After some days of production use we started to face strange, apparently random, receive timeouts on upstream services calling microservices in the Docker Swarm. When I say strange, I say that some requests, when debugging with Postman, took exactly 15 minutes and few seconds (in production we obviously use low timeouts to fail-fast). At first, we investigated to exclude Docker Swarm routing issues or Galera cluster replication misconfigurations. At some point, I was wondering if the problem could be coming from the connection pool and I switched from Tomcat to Hikari that has better debug logging. I noticed these stranges logs:

DEBUG com.zaxxer.hikari.pool.PoolBase - Closing connection com.mysql.jdbc.JDBC4Connection@229960c: (connection is evicted or dead)

Well, dropped connections! Seen that, I started to do some tcpdump on both sides to check if there was something strange with MySQL TCP connections and it's precisely there that I've got the inspiration...what if everything here is fucked up by the NAT keep-alive timeout? So I checked Azure NAT keep-alive timeout (4 minutes) and reduced CP maxLifeTime and idleTimeout below this number: This in order to tell the CP to kill connections before they were cut for inactivity on the NAT. Magically everything was good with these settings!

Lesson learned: never access a MySQL database on the cloud via public IP or at least consider that there is NAT and keep-alive timeouts!

Friday, August 4, 2017

How to open your gate with your smartphone

How many times do you forget your external gate remote, especially when you go out for running or cycling? Well, for me it happens so frequently that I decided to find a way to open the gate using my iPhone, considering that it is way less probable that I forget it compared to the remote :)

Wow, I have a new Home Automation project to implement...let's do it!

Basically the my conditions / requirements are the following:

  • I don't want to tweak my gate board, considering my limited knowledge on its circuitry
  • I have WIFI network coverage at the gate
  • I want to integrate this system with my existing HA webapp (SmartHome)
  • Everything should be cheaper of every other existing solutions 
  • Bonus point: I would like to also use Siri on my iPhone and say "Hey Siri, open the gate"
Given the previous points, the first idea came to my mind is to use the existing remote I have and control its activation using a relay, driven by a tiny Raspberry PI Zero W (yes, W stands for wireless, cool!). Activating a relay with a Raspberry PI is quite straightforward using Python and you can find a lot of tutorials on the internet. The only part that requires a bit of effort is soldering the cables to bring out the battery from the remote in order to enable it using the relay. The gate button can be easy blocked on pushed position using a nylon cable tie.

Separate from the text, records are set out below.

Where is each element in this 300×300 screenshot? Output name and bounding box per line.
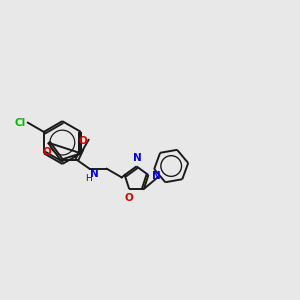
Text: O: O [42,147,51,157]
Text: N: N [133,153,142,163]
Text: O: O [78,136,87,146]
Text: O: O [125,193,134,203]
Text: N: N [152,171,161,181]
Text: N: N [90,169,99,179]
Text: Cl: Cl [14,118,26,128]
Text: H: H [85,174,92,183]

Once you are able to toggle the relay, you can expose this operation using Python Flask web framework and you can integrate the API in your HA platform. In my case I can open the gate using the following shell command:

curl -X POST localhost:5000/toggle-relay?delay=1

As you can see I also added the delay parameter to control the duration of the relay activation (see the code here).
At this point the project is almost complete but, wait, we have the bonus point, I want it :) After googling a bit I've found the promising HomeBridge project. Essentially it allows you integrate whatever device you want with iOS HomeKit. I've looked a bit at the code and writing a custom accessory / platform is really easy, in my case, apart the boilerplate code, it's less than 10 lines of JS (see the code here)!



You can build this smart gate opener with less than 10 euros (price doesn't include the remote and its battery cost :D)...very easy and useful project! See you at the next one!